Al contempo il predetto evento esimente deve essere in rapporto causale con l’effettiva impossibilità di adempiere.
Il principale ambito di intervento della decretazione d’urgenza è l’inibizione per legge di un corposo numero di attività produttive al quale si aggiunge quella degli spostamenti sul territorio (riguardante prevalentemente le attività di trasporti anche se di minore impatto stante la deroga per conclamata necessità).
La complessiva entità dei molteplici contratti di ogni singola attività produttiva forzatamente impedita dalla decretazione, a mio avviso, subisce la modifica del sinallagma e dei reciproci obblighi dei contraenti con i relativi effetti da valutare, a seconda dei casi, a mezzo delle regole codicistiche e di eventuali contrattualizzate clausole in caso di pandemia.
La disamina di alcune ipotesi concrete da per presupposto che l’indagine concerne quei contratti i cui termini per l’adempimento non è ancora scaduto (o scaduto nelle more della decretazione) e di quelli ad esecuzione continuata o periodica.
Nei contratti di fornitura in cui la merce non è stata consegnata, l’acquirente al quale è stata impedita l’attività ha il diritto a far valere la cessazione dell’interesse alla merce rispetto al venditore che ne attende il pagamento.
A mio avviso ricorre l’impossibilità sopravvenuta stante il diretto rapporto causale con l’esimente: l’acquisto è funzionale all’attività. Le conseguenze sono il diritto di non adempiere ed evitare la consegna senza ulteriori aggravi. Similare situazione è quella in cui la merce sia stata già consegnata con il diritto a poterla restituirla senza adempiere al pagamento. In entrambi i casi gli effetti sono l’estinzione delle reciproche obbligazioni ai sensi dell’art.1256 c.c.
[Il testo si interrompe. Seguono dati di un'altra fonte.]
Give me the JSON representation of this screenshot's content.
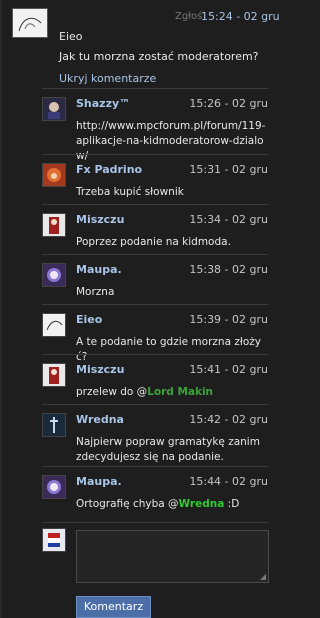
{
  "post": {
    "report_label": "Zgłoś",
    "time": "15:24 - 02 gru",
    "author": "Eieo",
    "text": "Jak tu morzna zostać moderatorem?",
    "toggle_label": "Ukryj komentarze"
  },
  "comments": [
    {
      "author": "Shazzy™",
      "time": "15:26 - 02 gru",
      "text": "http://www.mpcforum.pl/forum/119-aplikacje-na-kidmoderatorow-dzialow/"
    },
    {
      "author": "Fx Padrino",
      "time": "15:31 - 02 gru",
      "text": "Trzeba kupić słownik"
    },
    {
      "author": "Miszczu",
      "time": "15:34 - 02 gru",
      "text": "Poprzez podanie na kidmoda."
    },
    {
      "author": "Maupa.",
      "time": "15:38 - 02 gru",
      "text": "Morzna"
    },
    {
      "author": "Eieo",
      "time": "15:39 - 02 gru",
      "text": "A te podanie to gdzie morzna złożyć?"
    },
    {
      "author": "Miszczu",
      "time": "15:41 - 02 gru",
      "text_before": "przelew do @",
      "mention": "Lord Makin",
      "text_after": ""
    },
    {
      "author": "Wredna",
      "time": "15:42 - 02 gru",
      "text": "Najpierw popraw gramatykę zanim zdecydujesz się na podanie."
    },
    {
      "author": "Maupa.",
      "time": "15:44 - 02 gru",
      "text_before": "Ortografię chyba @",
      "mention": "Wredna",
      "text_after": " :D"
    }
  ],
  "reply": {
    "input_value": "",
    "submit_label": "Komentarz"
  },
  "colors": {
    "accent": "#a9c4e6",
    "button": "#4b6ea8"
  }
}
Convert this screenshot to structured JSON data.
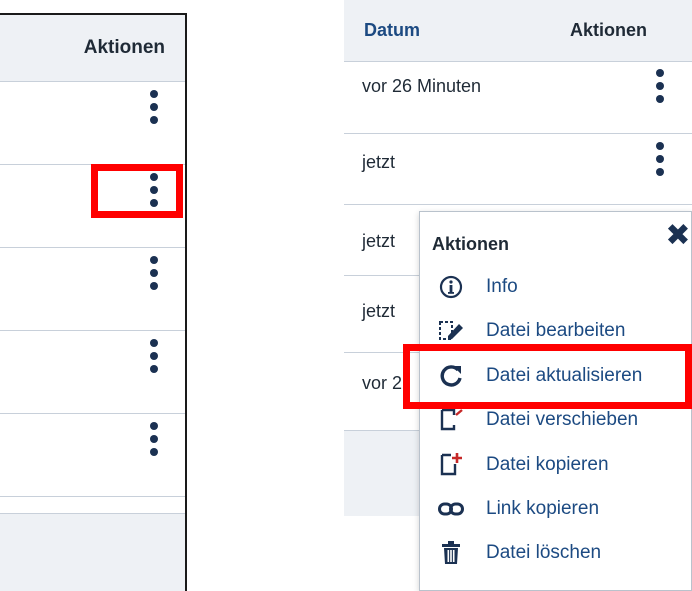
{
  "left_table": {
    "header": "Aktionen",
    "rows": 5
  },
  "right_table": {
    "headers": [
      "Datum",
      "Aktionen"
    ],
    "rows": [
      {
        "date": "vor 26 Minuten"
      },
      {
        "date": "jetzt"
      },
      {
        "date": "jetzt"
      },
      {
        "date": "jetzt"
      },
      {
        "date": "vor 2"
      }
    ]
  },
  "menu": {
    "title": "Aktionen",
    "close_icon": "close-x-icon",
    "items": [
      {
        "label": "Info",
        "icon": "info-circle-icon"
      },
      {
        "label": "Datei bearbeiten",
        "icon": "edit-file-icon"
      },
      {
        "label": "Datei aktualisieren",
        "icon": "refresh-icon"
      },
      {
        "label": "Datei verschieben",
        "icon": "move-file-icon"
      },
      {
        "label": "Datei kopieren",
        "icon": "copy-file-icon"
      },
      {
        "label": "Link kopieren",
        "icon": "link-icon"
      },
      {
        "label": "Datei löschen",
        "icon": "trash-icon"
      }
    ]
  },
  "colors": {
    "accent": "#1c4a82",
    "icon": "#1b3152",
    "header_bg": "#eef1f5",
    "highlight": "#ff0000"
  }
}
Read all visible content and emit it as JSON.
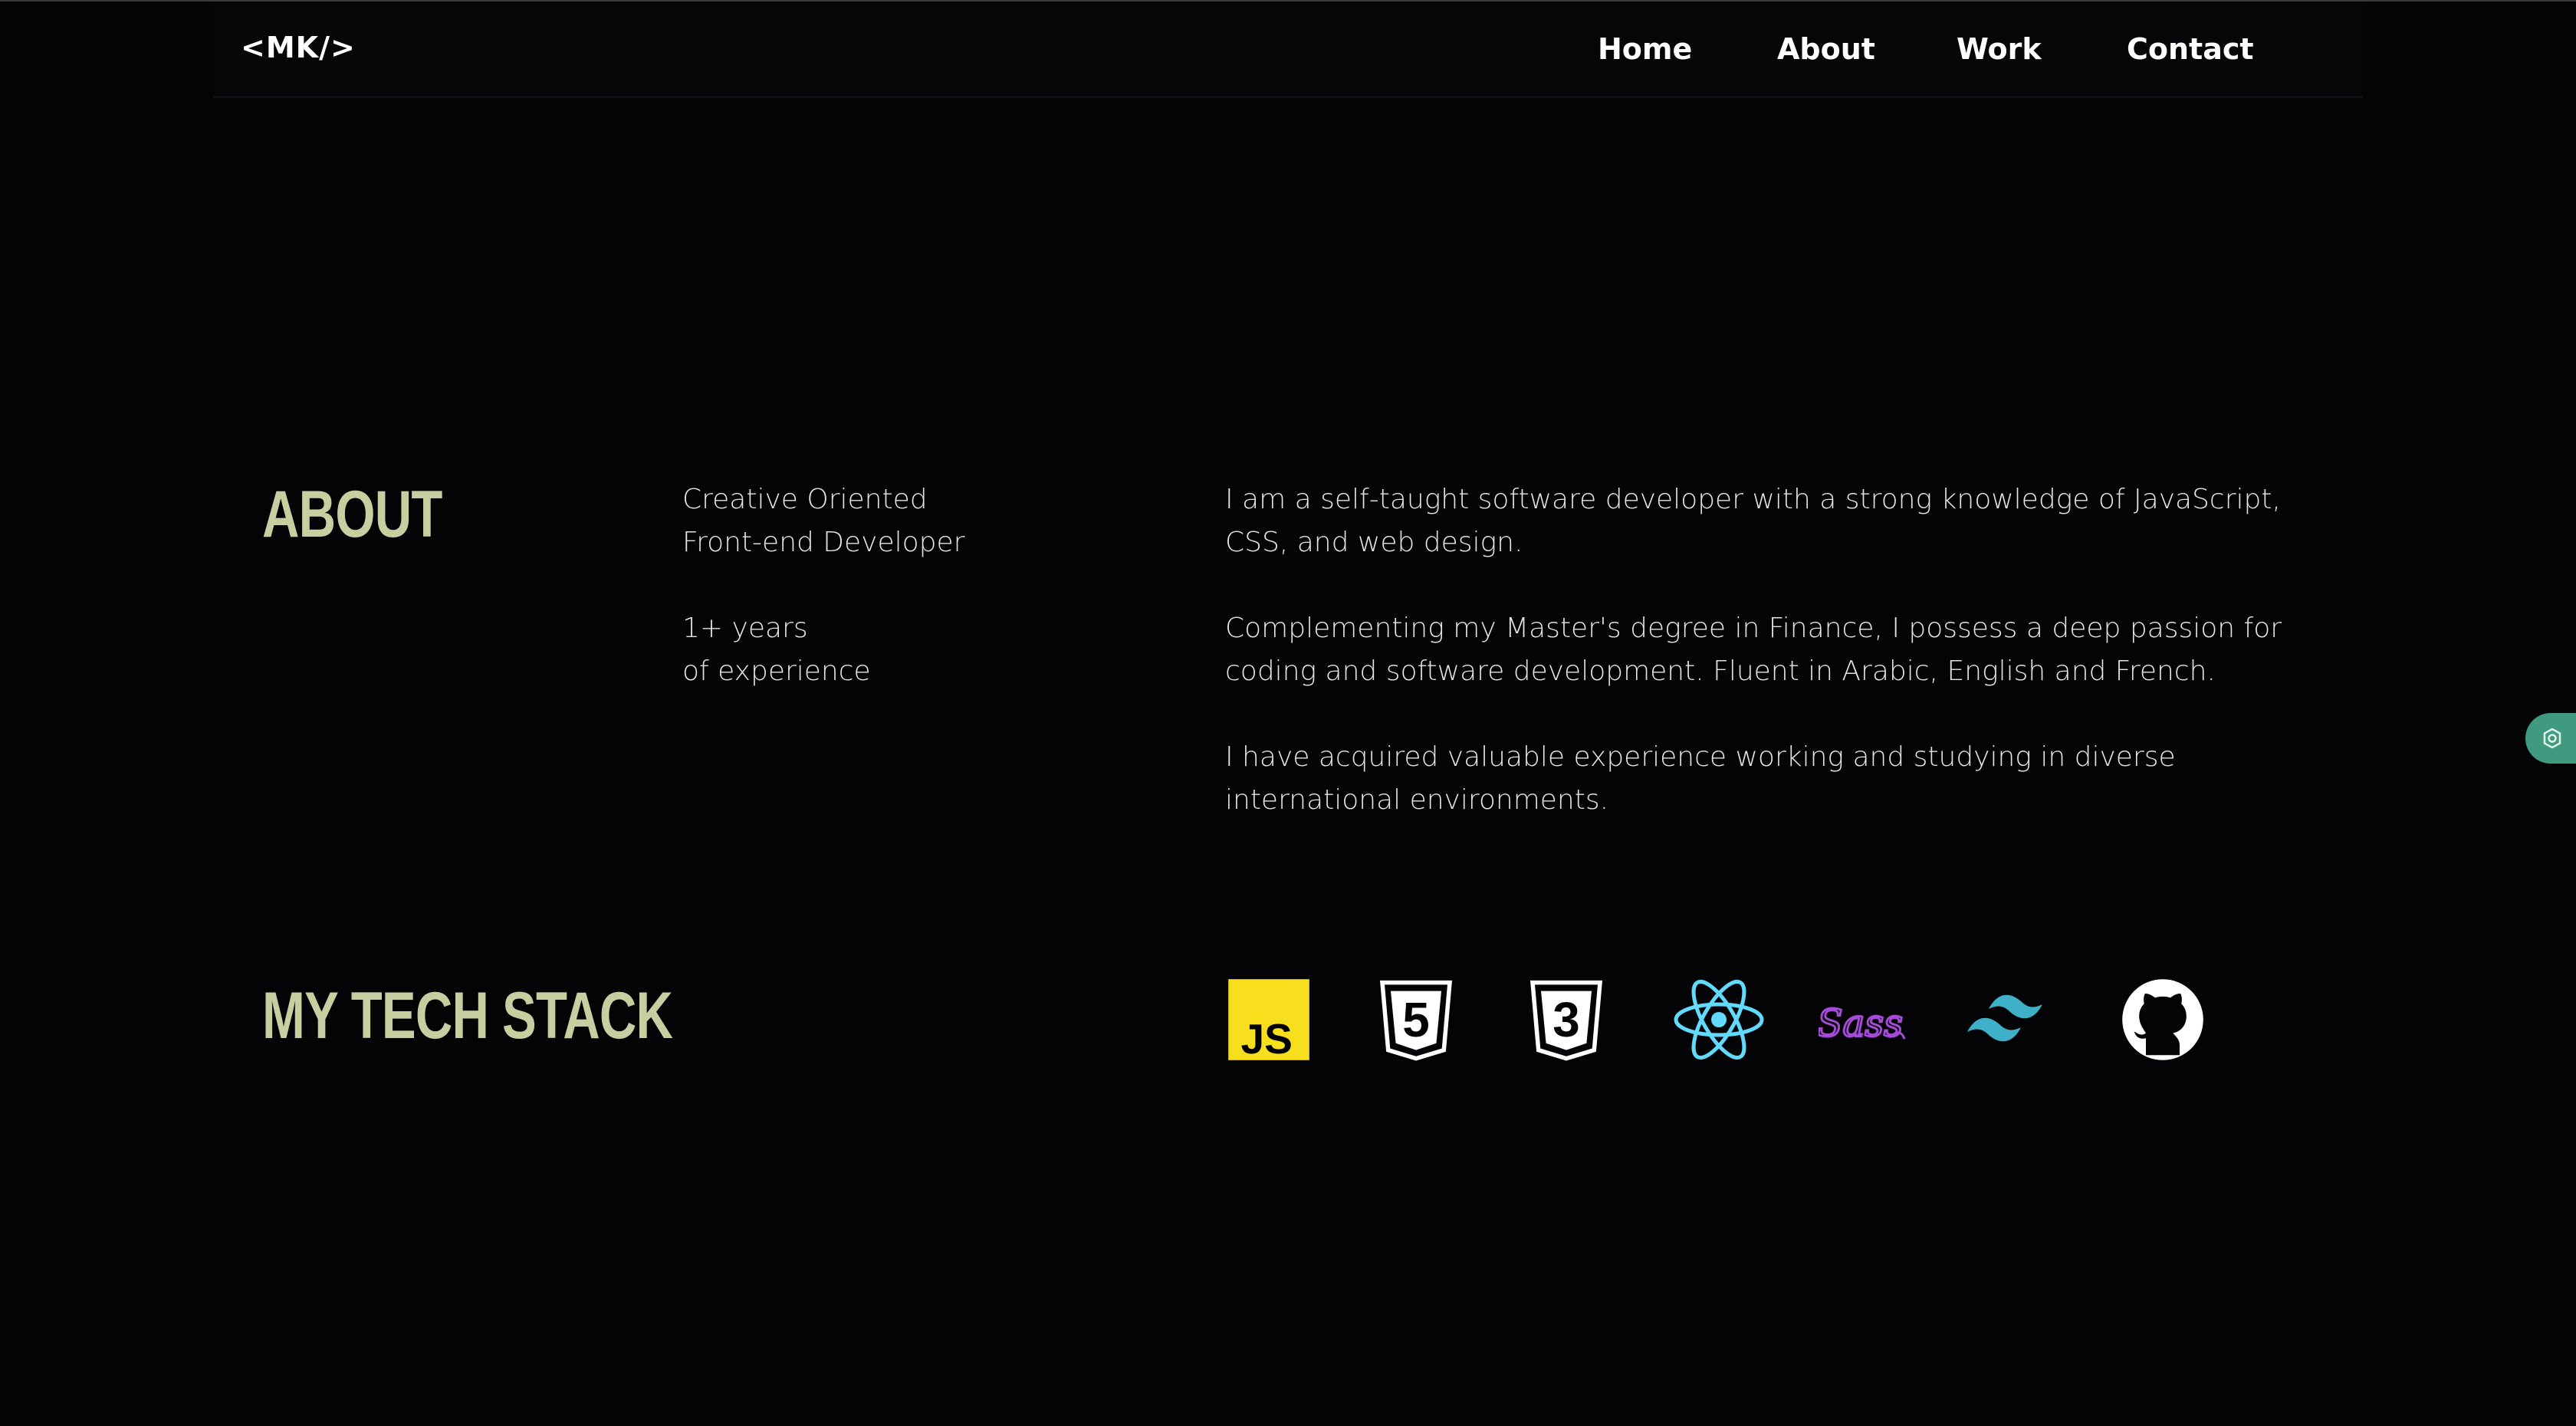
{
  "header": {
    "logo": "<MK/>",
    "nav": [
      {
        "label": "Home"
      },
      {
        "label": "About"
      },
      {
        "label": "Work"
      },
      {
        "label": "Contact"
      }
    ]
  },
  "about": {
    "heading": "ABOUT",
    "role_line1": "Creative Oriented",
    "role_line2": "Front-end Developer",
    "exp_line1": "1+ years",
    "exp_line2": "of experience",
    "p1_line1": "I am a self-taught software developer with a strong knowledge of JavaScript,",
    "p1_line2": "CSS, and web design.",
    "p2_line1": "Complementing my Master's degree in Finance, I possess a deep passion for",
    "p2_line2": "coding and software development. Fluent in Arabic, English and French.",
    "p3_line1": "I have acquired valuable experience working and studying in diverse",
    "p3_line2": "international environments."
  },
  "tech_stack": {
    "heading": "MY TECH STACK",
    "icons": [
      {
        "name": "javascript-icon",
        "text": "JS",
        "color": "#f7df1e"
      },
      {
        "name": "html5-icon",
        "text": "5",
        "color": "#ffffff"
      },
      {
        "name": "css3-icon",
        "text": "3",
        "color": "#ffffff"
      },
      {
        "name": "react-icon",
        "color": "#61dafb"
      },
      {
        "name": "sass-icon",
        "text": "Sass",
        "color": "#a44bd8"
      },
      {
        "name": "tailwind-icon",
        "color": "#3eb0c7"
      },
      {
        "name": "github-icon",
        "color": "#ffffff"
      }
    ]
  },
  "colors": {
    "background": "#040406",
    "heading": "#c5cfa0",
    "text": "#e4e4e6",
    "float_button": "#3f9a80"
  },
  "float_button": {
    "icon": "gear-icon"
  }
}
E’ ipotizzabile che ciò valga per l’intera filiera anche a monte del fornitore per i contratti di approvvigionamento della materia prima e così via, con i dovuti discrimini per il permanere del necessario rapporto causale nella sua continuità.
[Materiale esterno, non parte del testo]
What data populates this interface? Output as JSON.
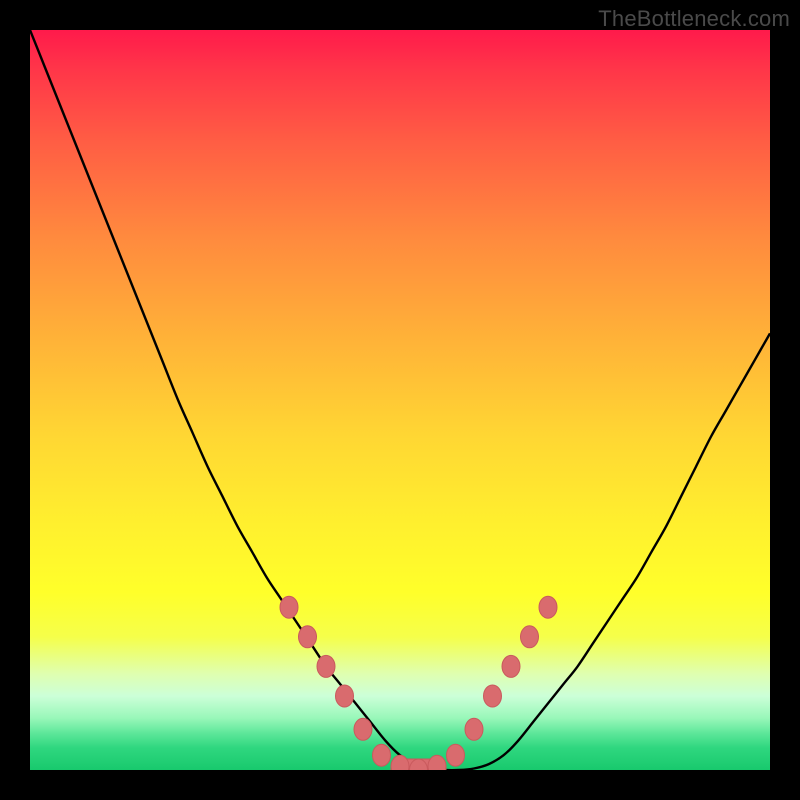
{
  "watermark": "TheBottleneck.com",
  "colors": {
    "frame": "#000000",
    "curve": "#000000",
    "markers": "#d96b6e",
    "markers_edge": "#c95a5d"
  },
  "chart_data": {
    "type": "line",
    "title": "",
    "xlabel": "",
    "ylabel": "",
    "xlim": [
      0,
      100
    ],
    "ylim": [
      0,
      100
    ],
    "grid": false,
    "legend": false,
    "x": [
      0,
      2,
      4,
      6,
      8,
      10,
      12,
      14,
      16,
      18,
      20,
      22,
      24,
      26,
      28,
      30,
      32,
      34,
      36,
      38,
      40,
      42,
      44,
      46,
      48,
      50,
      52,
      54,
      56,
      58,
      60,
      62,
      64,
      66,
      68,
      70,
      72,
      74,
      76,
      78,
      80,
      82,
      84,
      86,
      88,
      90,
      92,
      94,
      96,
      98,
      100
    ],
    "y": [
      100,
      95,
      90,
      85,
      80,
      75,
      70,
      65,
      60,
      55,
      50,
      45.5,
      41,
      37,
      33,
      29.5,
      26,
      23,
      20,
      17,
      14,
      11.5,
      9,
      6.5,
      4,
      2,
      0.8,
      0.2,
      0,
      0,
      0.2,
      0.8,
      2,
      4,
      6.5,
      9,
      11.5,
      14,
      17,
      20,
      23,
      26,
      29.5,
      33,
      37,
      41,
      45,
      48.5,
      52,
      55.5,
      59
    ],
    "markers": {
      "x": [
        35,
        37.5,
        40,
        42.5,
        45,
        47.5,
        50,
        52.5,
        55,
        57.5,
        60,
        62.5,
        65,
        67.5,
        70
      ],
      "y": [
        22,
        18,
        14,
        10,
        5.5,
        2,
        0.5,
        0,
        0.5,
        2,
        5.5,
        10,
        14,
        18,
        22
      ]
    }
  }
}
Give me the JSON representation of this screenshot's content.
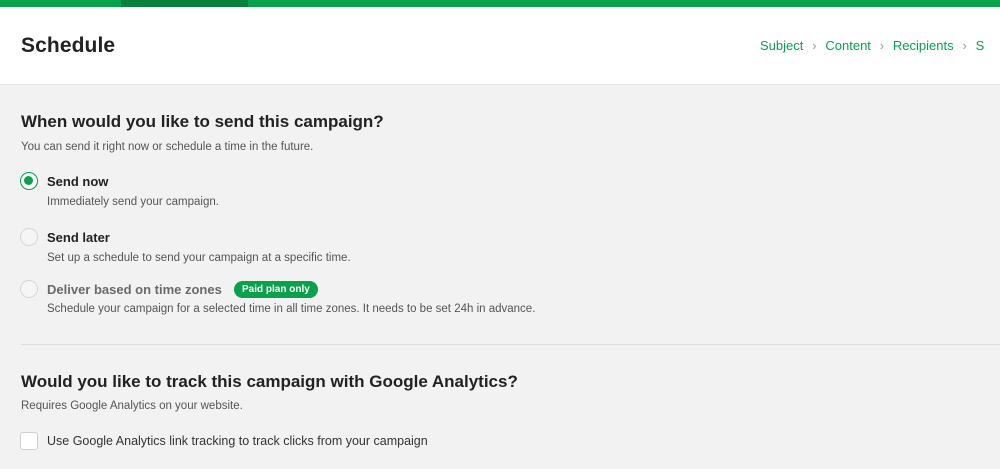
{
  "header": {
    "title": "Schedule",
    "breadcrumb": [
      "Subject",
      "Content",
      "Recipients",
      "S"
    ]
  },
  "when_section": {
    "title": "When would you like to send this campaign?",
    "subtitle": "You can send it right now or schedule a time in the future.",
    "options": [
      {
        "label": "Send now",
        "description": "Immediately send your campaign.",
        "selected": true
      },
      {
        "label": "Send later",
        "description": "Set up a schedule to send your campaign at a specific time.",
        "selected": false
      },
      {
        "label": "Deliver based on time zones",
        "badge": "Paid plan only",
        "description": "Schedule your campaign for a selected time in all time zones. It needs to be set 24h in advance.",
        "selected": false
      }
    ]
  },
  "analytics_section": {
    "title": "Would you like to track this campaign with Google Analytics?",
    "subtitle": "Requires Google Analytics on your website.",
    "checkbox_label": "Use Google Analytics link tracking to track clicks from your campaign",
    "checked": false
  },
  "colors": {
    "accent": "#09a14b",
    "accent_dark": "#07813c"
  }
}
Tra i contratti a prestazione continuata, le obbligazioni concernenti le locazioni subiscono, a mio avviso, similari conseguenze. Al contempo ricorre la peculiare previsione dell’art.1467 c.c. che consente anche la modifica concordata delle condizioni del contratto (l’ipotesi codicistica di “avvenimenti straordinari ed imprevedibili” possono ricondursi alla descritta medesima impossibilità sopravvenuta). Il conduttore la cui attività produttiva è stata impedita dalla decretazione d’urgenza ha il diritto di ritardare il pagamento dei canoni e/o di concordarne di diversi.
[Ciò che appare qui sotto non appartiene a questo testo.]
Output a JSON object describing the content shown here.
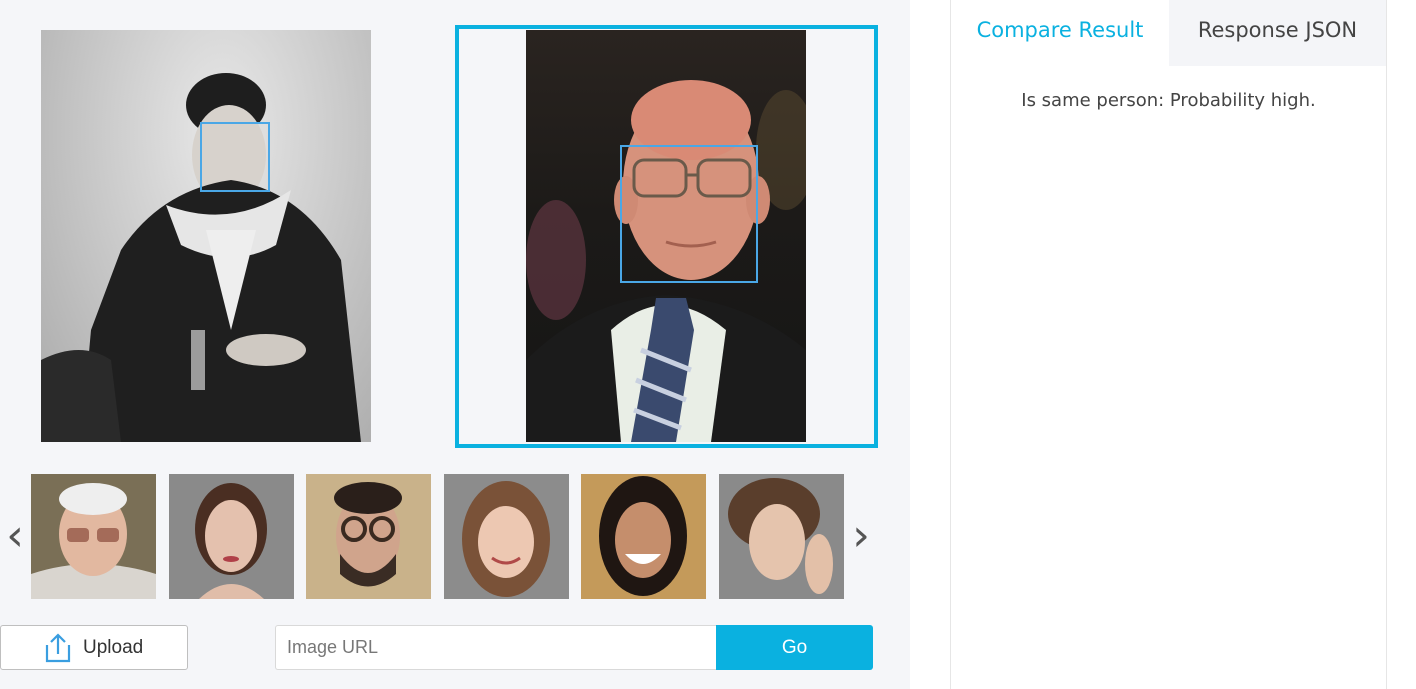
{
  "tabs": {
    "compare_label": "Compare Result",
    "json_label": "Response JSON"
  },
  "result": {
    "text": "Is same person: Probability high."
  },
  "controls": {
    "upload_label": "Upload",
    "url_placeholder": "Image URL",
    "go_label": "Go"
  },
  "nav": {
    "prev_glyph": "‹",
    "next_glyph": "›"
  },
  "colors": {
    "accent": "#0ab1e0",
    "face_box": "#4aa7e6",
    "tab_inactive_bg": "#f4f5f8"
  },
  "icons": {
    "upload": "upload-icon",
    "prev": "chevron-left-icon",
    "next": "chevron-right-icon"
  }
}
Per i contratti di patrocinio legale la prestazione è anch’essa impedita e ciò vale quale esimente da imputazioni di inadempimento. Al contempo, come in molteplici altri rapporti contrattuali, l’impossibilità è temporanea e gli effetti sono sia quelli stabiliti dal citato art.1467 c.c. e sia dall’art.1256, co.2 c.c.. Ai contraenti è rimessa la valutazione sul titolo dell’obbligazione e sulla natura dell’oggetto: ad esempio il cliente, quale creditore della prestazione, può dichiarare di non averne più interesse con estinzione dell’obbligazione, oppure il legale, per il perdurare dell’impossibilità può ritenere di non poter più espletare l’incarico ed anche in tal caso ricorre l’estinzione.
L’interesse delle parti alla prosecuzione o all’estinzione del contratto è coerente alla peculiare ipotesi di impossibilità sopravvenuta di carattere non definitivo (come invece
fu ad es. il divieto di meretricio imposto nel 1956 dalla cd legge Merli o i divieti a contrarre disposti dalle leggi razziali del 1939 in danno dei cittadini qualificati di “razza ebrea”). La temporaneità è inoltre per un periodo di tempo indeterminato (corrispondente a quanto durerà l’emergenza e sino a quando non verranno revocati i provvedimenti assunti) con un precedente rinvenibile nella legislazione speciale sugli ammassi agricoli del 1939, rimasta in vigore ben oltre la conclusione del secondo conflitto mondiale.